The Court rejected a suggestion that the SoS’ appearance at the hearing, and arguments put forward, could be taken as evidence that the SoS had carefully weighed all of the competing considerations, carried out the requisite balancing exercise or come to a properly considered conclusion. There was nothing before the judge to indicate the extent of the SoS’ consideration of the various issues nor to explain how the conclusion was reached.  In addition, there was no proper consultation, no scrutiny or endorsement by parliament on the issue of fair balance, no impact assessment of the regulations nor were the regulations considered and approved by affirmative resolution. The Court was forced to conclude that it could attach only very little weight to the SoS’ opinion.

The Court identified the detriment to the group of children affected (their exclusion from school, as evidenced by the National Autistic society and the appellant); it went on to consider whether this was justified by reference to the countervailing community interest. It found that schools could exclude children without having to explain or be held accountable for what if any reasonable adjustments they may or may not have made in respect of what may be loosely be described as physical aggression.  It was said to be hard to overstate the impact on this particularly vulnerable cohort of children. Aggressive behaviour is not a choice for autistic children. An autistic meltdown is not the same as a temper tantrum [81].

In addition, and so far as depriving children of the remedy of access to a First Tier Tribunal in respect of a discriminatory exclusion is concerned, judicial review does not provide a practical and effective remedy for testing the propriety of the exclusion in cases such as these.

In conclusion, it was held  that the Regulations come nowhere near striking a fair balance – the requirements for the protection of the status group’s fundamental rights completely outweigh the arguments put forward for the protection of the interests of others.

In a strongly worded passage it was said that it is “repugnant” to define as criminal or anti-social the effect of the behaviour of children whose condition through no fault of their own manifests itself in particular ways to as to justify treating them differently from children whose condition has other manifestations.

As to remedy, the Court held that it was permissible to read and give effect to Reg 4(c) in a way that makes it Convention compliant.
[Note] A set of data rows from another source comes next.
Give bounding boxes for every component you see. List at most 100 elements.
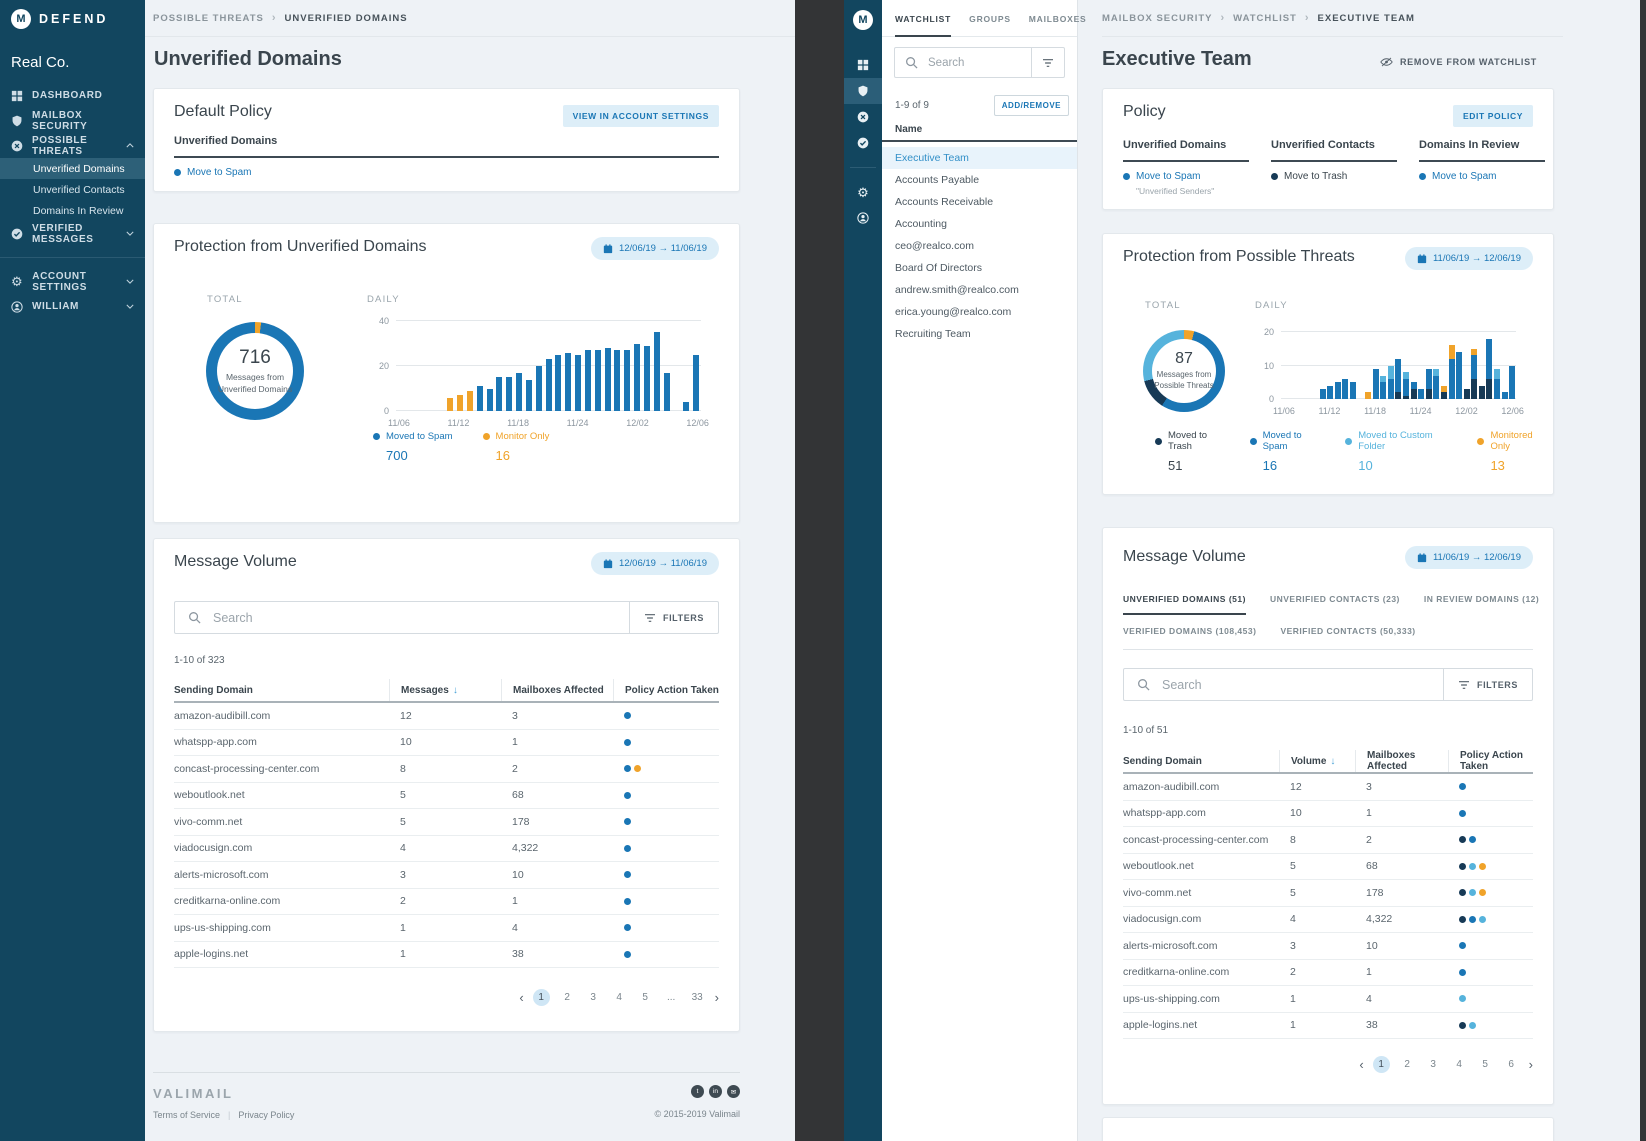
logo[interactable]: M DEFEND [0,0,145,38]
tab-verified-contacts-50-333-[interactable]: VERIFIED CONTACTS (50,333) [1280,626,1416,636]
sidebar-item-account-settings[interactable]: ⚙ ACCOUNT SETTINGS [0,269,145,294]
sidebar-item-william[interactable]: WILLIAM [0,294,145,319]
page-5-button[interactable]: 5 [642,992,648,1003]
table-row[interactable]: viadocusign.com 4 4,322 [1123,907,1533,933]
date-range-badge[interactable]: 11/06/19 → 12/06/19 [1404,546,1533,569]
column-header[interactable]: Policy Action Taken [1448,750,1533,772]
column-header[interactable]: Policy Action Taken [613,679,719,701]
rail-item-check-circle[interactable] [844,130,882,156]
page-33-button[interactable]: 33 [691,992,703,1003]
name-column-header[interactable]: Name [895,124,923,135]
tab-in-review-domains-12-[interactable]: IN REVIEW DOMAINS (12) [1423,594,1540,604]
footer-link[interactable]: Terms of Service [153,1110,221,1120]
breadcrumb-item[interactable]: UNVERIFIED DOMAINS [284,12,408,24]
page-2-button[interactable]: 2 [564,992,570,1003]
table-row[interactable]: apple-logins.net 1 38 [1123,1013,1533,1039]
tab-unverified-contacts-23-[interactable]: UNVERIFIED CONTACTS (23) [1269,594,1400,604]
add-remove-button[interactable]: ADD/REMOVE [993,95,1069,116]
rail-item-person[interactable] [844,205,882,231]
table-row[interactable]: whatspp-app.com 10 1 [1123,801,1533,827]
watchlist-item[interactable]: erica.young@realco.com [895,306,1012,318]
edit-policy-button[interactable]: EDIT POLICY [1453,105,1533,127]
page-3-button[interactable]: 3 [590,992,596,1003]
table-row[interactable]: vivo-comm.net 5 178 [174,809,719,836]
sidebar-item-possible-threats[interactable]: POSSIBLE THREATS [0,133,145,158]
table-row[interactable]: viadocusign.com 4 4,322 [174,836,719,862]
page-1-button[interactable]: 1 [532,989,550,1006]
sidebar-item-verified-messages[interactable]: VERIFIED MESSAGES [0,221,145,246]
table-row[interactable]: apple-logins.net 1 38 [174,942,719,968]
watchlist-item[interactable]: Accounting [895,218,947,230]
rail-item-gear[interactable]: ⚙ [857,184,869,200]
date-range-badge[interactable]: 12/06/19 → 11/06/19 [590,552,719,575]
tab-watchlist[interactable]: WATCHLIST [895,0,952,37]
breadcrumb-item[interactable]: EXECUTIVE TEAM [1317,12,1415,24]
page-...-button[interactable]: ... [666,992,676,1003]
table-row[interactable]: weboutlook.net 5 68 [1123,854,1533,880]
page-6-button[interactable]: 6 [1508,1059,1514,1070]
breadcrumb-item[interactable]: WATCHLIST [1233,12,1297,24]
view-in-account-settings-button[interactable]: VIEW IN ACCOUNT SETTINGS [562,105,719,127]
watchlist-filter-button[interactable] [1031,48,1064,77]
table-row[interactable]: ups-us-shipping.com 1 4 [1123,986,1533,1013]
column-header[interactable]: Mailboxes Affected [501,679,613,701]
search-input[interactable] [211,609,629,626]
table-row[interactable]: whatspp-app.com 10 1 [174,730,719,756]
table-row[interactable]: alerts-microsoft.com 3 10 [1123,933,1533,960]
page-5-button[interactable]: 5 [1482,1059,1488,1070]
email-icon[interactable]: ✉ [727,1085,740,1098]
breadcrumb-item[interactable]: MAILBOX SECURITY [1102,12,1213,24]
watchlist-item[interactable]: Accounts Receivable [895,196,994,208]
next-page-button[interactable]: › [714,990,719,1005]
watchlist-item[interactable]: Recruiting Team [895,328,971,340]
filters-button[interactable]: FILTERS [1442,669,1532,700]
remove-from-watchlist-button[interactable]: REMOVE FROM WATCHLIST [1380,57,1537,67]
date-range-badge[interactable]: 12/06/19 → 11/06/19 [590,237,719,260]
tab-groups[interactable]: GROUPS [969,14,1011,24]
watchlist-item[interactable]: Board Of Directors [895,262,982,274]
policy-action[interactable]: Move to Spam [174,167,719,178]
column-header[interactable]: Sending Domain [1123,755,1202,767]
table-row[interactable]: concast-processing-center.com 8 2 [174,756,719,783]
table-row[interactable]: creditkarna-online.com 2 1 [174,889,719,915]
search-input[interactable] [1160,676,1443,693]
sidebar-item-unverified-contacts[interactable]: Unverified Contacts [0,179,145,200]
tab-unverified-domains-51-[interactable]: UNVERIFIED DOMAINS (51) [1123,594,1246,615]
watchlist-item[interactable]: ceo@realco.com [895,240,974,252]
page-2-button[interactable]: 2 [1404,1059,1410,1070]
sidebar-item-domains-in-review[interactable]: Domains In Review [0,200,145,221]
rail-item-dashboard[interactable] [844,52,882,78]
policy-action[interactable]: Move to Trash [1271,171,1397,182]
table-row[interactable]: vivo-comm.net 5 178 [1123,880,1533,907]
breadcrumb-item[interactable]: POSSIBLE THREATS [153,12,264,24]
sidebar-item-mailbox-security[interactable]: MAILBOX SECURITY [0,108,145,133]
watchlist-item[interactable]: Executive Team [882,147,1077,169]
valimail-mark-icon[interactable]: M [853,10,873,30]
sidebar-item-dashboard[interactable]: DASHBOARD [0,83,145,108]
filters-button[interactable]: FILTERS [628,602,718,633]
prev-page-button[interactable]: ‹ [1359,1057,1364,1072]
prev-page-button[interactable]: ‹ [519,990,524,1005]
column-header[interactable]: Messages ↓ [389,679,501,701]
table-row[interactable]: weboutlook.net 5 68 [174,783,719,809]
footer-link[interactable]: Privacy Policy [238,1110,295,1120]
column-header[interactable]: Mailboxes Affected [1355,750,1448,772]
policy-action[interactable]: Move to Spam [1419,171,1545,182]
table-row[interactable]: amazon-audibill.com 12 3 [174,703,719,730]
table-row[interactable]: amazon-audibill.com 12 3 [1123,774,1533,801]
tab-mailboxes[interactable]: MAILBOXES [1028,14,1087,24]
sidebar-item-unverified-domains[interactable]: Unverified Domains [0,158,145,179]
tab-verified-domains-108-453-[interactable]: VERIFIED DOMAINS (108,453) [1123,626,1257,636]
table-row[interactable]: creditkarna-online.com 2 1 [1123,960,1533,986]
column-header[interactable]: Sending Domain [174,684,253,696]
linkedin-icon[interactable]: in [709,1085,722,1098]
rail-item-x-circle[interactable] [844,104,882,130]
table-row[interactable]: ups-us-shipping.com 1 4 [174,915,719,942]
watchlist-item[interactable]: andrew.smith@realco.com [895,284,1019,296]
policy-action[interactable]: Move to Spam [1123,171,1249,182]
page-3-button[interactable]: 3 [1430,1059,1436,1070]
page-4-button[interactable]: 4 [616,992,622,1003]
table-row[interactable]: concast-processing-center.com 8 2 [1123,827,1533,854]
table-row[interactable]: alerts-microsoft.com 3 10 [174,862,719,889]
watchlist-item[interactable]: Accounts Payable [895,174,980,186]
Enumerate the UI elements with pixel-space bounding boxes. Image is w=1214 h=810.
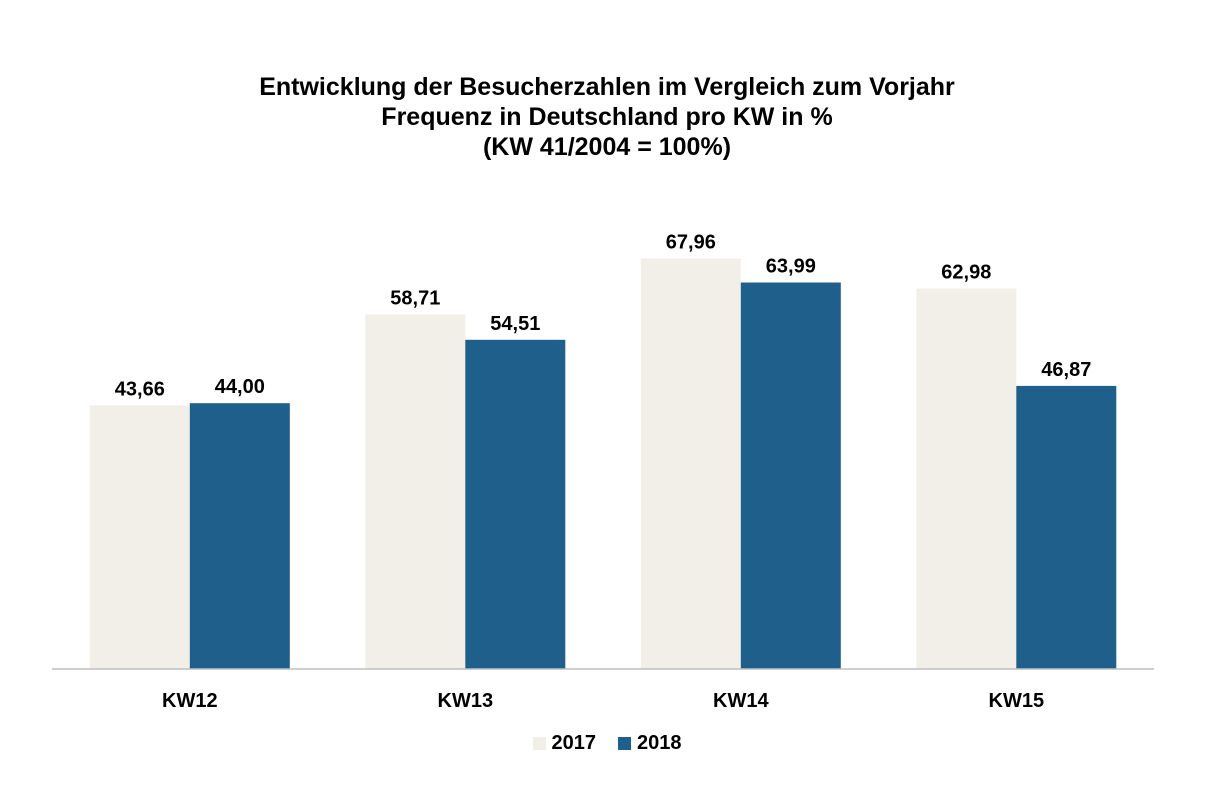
legend: 2017 2018 — [0, 732, 1214, 755]
chart-title-line-1: Entwicklung der Besucherzahlen im Vergle… — [259, 73, 955, 101]
bar-2018-KW15 — [1016, 385, 1117, 669]
x-tick-label-KW13: KW13 — [438, 690, 494, 712]
bar-2017-KW15 — [916, 288, 1017, 669]
x-tick-label-KW12: KW12 — [162, 690, 218, 712]
bar-2018-KW12 — [189, 403, 290, 669]
bar-2018-KW13 — [465, 339, 566, 669]
legend-swatch-2018 — [618, 737, 631, 750]
chart-title-line-2: Frequenz in Deutschland pro KW in % — [381, 103, 833, 131]
legend-label-2018: 2018 — [637, 732, 682, 754]
chart-title: Entwicklung der Besucherzahlen im Vergle… — [0, 72, 1214, 162]
legend-item-2017: 2017 — [532, 732, 597, 755]
legend-swatch-2017 — [532, 737, 546, 750]
legend-label-2017: 2017 — [551, 732, 597, 754]
data-label-2018-KW15: 46,87 — [1041, 359, 1091, 381]
bars-layer — [89, 258, 1117, 669]
x-tick-label-KW15: KW15 — [989, 690, 1045, 712]
data-label-2017-KW13: 58,71 — [390, 287, 440, 309]
bar-2017-KW13 — [365, 314, 466, 669]
bar-2018-KW14 — [740, 282, 841, 669]
data-label-2017-KW12: 43,66 — [115, 378, 165, 400]
bar-2017-KW14 — [640, 258, 741, 669]
data-label-2017-KW14: 67,96 — [666, 232, 716, 254]
data-labels-layer: 43,66 44,00 58,71 54,51 67,96 63,99 62,98 46,87 — [115, 232, 1092, 401]
data-label-2017-KW15: 62,98 — [941, 262, 991, 284]
chart-title-line-3: (KW 41/2004 = 100%) — [482, 133, 732, 161]
bar-2017-KW12 — [89, 405, 190, 669]
data-label-2018-KW14: 63,99 — [766, 256, 816, 278]
legend-item-2018: 2018 — [618, 732, 682, 755]
data-label-2018-KW13: 54,51 — [490, 313, 540, 335]
x-tick-labels: KW12 KW13 KW14 KW15 — [162, 690, 1044, 712]
data-label-2018-KW12: 44,00 — [215, 376, 265, 398]
x-tick-label-KW14: KW14 — [713, 690, 769, 712]
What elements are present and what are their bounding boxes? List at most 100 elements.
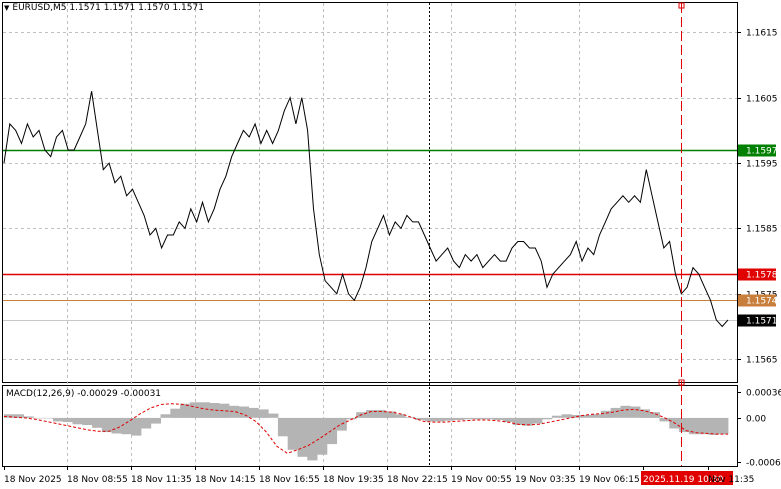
- macd-bar: [170, 408, 181, 418]
- price-pane[interactable]: [2, 2, 738, 383]
- macd-bar: [219, 403, 230, 418]
- macd-bar: [688, 417, 700, 435]
- time-tick-label: 18 Nov 16:55: [259, 475, 320, 485]
- time-tick-label: 18 Nov 11:35: [131, 475, 192, 485]
- macd-bar: [620, 405, 631, 418]
- macd-bar: [366, 410, 377, 418]
- time-tick-label: 19 Nov 00:55: [451, 475, 512, 485]
- macd-bar: [4, 414, 15, 418]
- macd-bar: [561, 414, 572, 418]
- macd-bar: [522, 417, 533, 426]
- macd-bar: [258, 409, 269, 418]
- symbol-timeframe: EURUSD,M5: [12, 3, 67, 13]
- macd-bar: [131, 417, 142, 436]
- macd-bar: [111, 417, 122, 434]
- macd-bar: [33, 417, 44, 419]
- time-tick-label: 2025.11.19 10:30: [643, 475, 724, 485]
- macd-bar: [532, 417, 543, 424]
- macd-bar: [43, 417, 54, 419]
- macd-bar: [503, 417, 514, 423]
- macd-bar: [101, 417, 112, 433]
- macd-axis[interactable]: 0.00036 0.00 -0.00063: [737, 389, 781, 469]
- macd-bar: [385, 411, 396, 418]
- price-tags: 1.1597 1.1578 1.1574 1.1571: [738, 144, 778, 327]
- price-tick-label: 1.1565: [746, 356, 778, 366]
- time-tick-label: 19 Nov 06:15: [579, 475, 640, 485]
- macd-bar: [238, 406, 249, 418]
- macd-signal-line: [3, 403, 728, 454]
- macd-bar: [414, 417, 426, 420]
- horizontal-levels: [3, 149, 737, 321]
- orange-level-tag-label: 1.1574: [746, 297, 778, 307]
- time-tick-label: 18 Nov 2025: [4, 475, 62, 485]
- macd-bar: [229, 405, 240, 418]
- macd-bar: [424, 417, 435, 422]
- macd-bar: [72, 417, 83, 425]
- macd-bar: [287, 417, 298, 450]
- macd-bar: [268, 413, 279, 418]
- price-tick-label: 1.1615: [746, 29, 778, 39]
- current-price-tag: [738, 314, 776, 327]
- macd-header: MACD(12,26,9) -0.00029 -0.00031: [6, 389, 161, 399]
- macd-bar: [189, 402, 201, 418]
- macd-bar: [209, 403, 220, 418]
- macd-bar: [718, 417, 729, 435]
- macd-bar: [551, 415, 563, 418]
- macd-bar: [581, 415, 592, 418]
- macd-bar: [659, 417, 670, 422]
- macd-bar: [199, 402, 210, 418]
- vertical-marker-bottom-handle[interactable]: [678, 379, 685, 386]
- macd-bar: [52, 417, 64, 422]
- macd-bar: [591, 414, 602, 418]
- triangle-down-icon[interactable]: ▼: [4, 4, 10, 12]
- macd-bar: [277, 417, 289, 437]
- macd-bar: [639, 409, 651, 418]
- macd-bar: [444, 417, 455, 421]
- macd-bar: [62, 417, 73, 423]
- macd-bar: [493, 417, 504, 420]
- macd-bar: [326, 417, 338, 445]
- time-highlight-box: [641, 471, 733, 485]
- macd-bar: [483, 417, 494, 420]
- time-tick-label: 19 Nov 03:35: [515, 475, 576, 485]
- green-level-tag-label: 1.1597: [746, 147, 778, 157]
- macd-bar: [297, 417, 308, 457]
- macd-bar: [346, 417, 357, 420]
- macd-tick-label: -0.00063: [746, 459, 781, 469]
- time-tick-label: 18 Nov 19:35: [323, 475, 384, 485]
- price-tick-label: 1.1595: [746, 160, 778, 170]
- macd-values: -0.00029 -0.00031: [77, 389, 162, 399]
- time-tick-label: 18 Nov 08:55: [67, 475, 128, 485]
- macd-bar: [405, 417, 416, 418]
- ohlc-values: 1.1571 1.1571 1.1570 1.1571: [69, 3, 204, 13]
- orange-level-tag: [738, 294, 776, 307]
- macd-tick-label: 0.00: [746, 415, 766, 425]
- chart-header: ▼ EURUSD,M5 1.1571 1.1571 1.1570 1.1571: [4, 3, 204, 13]
- time-grid: [67, 3, 580, 466]
- price-line: [3, 91, 729, 328]
- macd-bar: [434, 417, 445, 422]
- price-tick-label: 1.1605: [746, 95, 778, 105]
- macd-label: MACD(12,26,9): [6, 389, 75, 399]
- macd-bar: [82, 417, 93, 425]
- macd-bar: [542, 417, 553, 420]
- macd-bar: [630, 406, 641, 418]
- macd-bar: [473, 417, 484, 420]
- macd-bar: [307, 417, 318, 461]
- macd-bar: [698, 417, 709, 435]
- vertical-marker-top-handle[interactable]: [678, 2, 685, 9]
- macd-bar: [92, 417, 103, 428]
- current-price-tag-label: 1.1571: [746, 317, 778, 327]
- time-tick-label: 18 Nov 22:15: [387, 475, 448, 485]
- macd-tick-label: 0.00036: [746, 389, 781, 399]
- time-axis[interactable]: 18 Nov 2025 18 Nov 08:55 18 Nov 11:35 18 No…: [4, 466, 754, 485]
- macd-bar: [375, 410, 386, 418]
- macd-bar: [248, 407, 259, 418]
- macd-bar: [512, 417, 523, 425]
- red-level-tag: [738, 268, 776, 281]
- macd-bar: [454, 417, 465, 420]
- red-level-tag-label: 1.1578: [746, 271, 778, 281]
- macd-bar: [160, 414, 171, 418]
- price-grid: [3, 32, 737, 360]
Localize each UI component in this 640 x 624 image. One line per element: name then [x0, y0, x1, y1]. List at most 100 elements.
When construed in accordance with section 3 of the HRA it does not apply to children in education who have a recognised condition that is more likely to result in a tendency to physical abuse.


This decision is helpful in a number of ways:

  • for those dealing with education cases involving children who have exhibited a “tendency towards physical abuse” – the exclusion in respect of schools cases no longer applies; whilst such cases have always had a possibility of succeeding on the basis of a reasonable adjustment argument, this will require an exclusion to be justified by a school, places the onus upon the responsible body (s.15 Equality Act 2010).
  • for those dealing with this issue in any other context – work, higher education etc – which the decision makes clear that it does not go any further than the schools provisions of the Act (something that the SoS had indicated the decision might otherwise affect) the broader scope of the regulations i.e. in respect of other parts of the Act must also be open to challenge.
  • for those who have cases which fall within any of the other exclusions, there is encouragement to consider whether a similar challenge might be mounted depending upon the area in which the exclusion is engaged.
  • when dealing with a defendant who is having difficulty grasping the nature of ASD, the court’s comments on the effects of this impairment are particularly helpful – such as the statement in the judgment that “an autistic meltdown is not the same as a temper tantrum”

Increasingly human rights and the Equality Act 2010 are being used in conjunction and this is another example of a very fruitful partnership.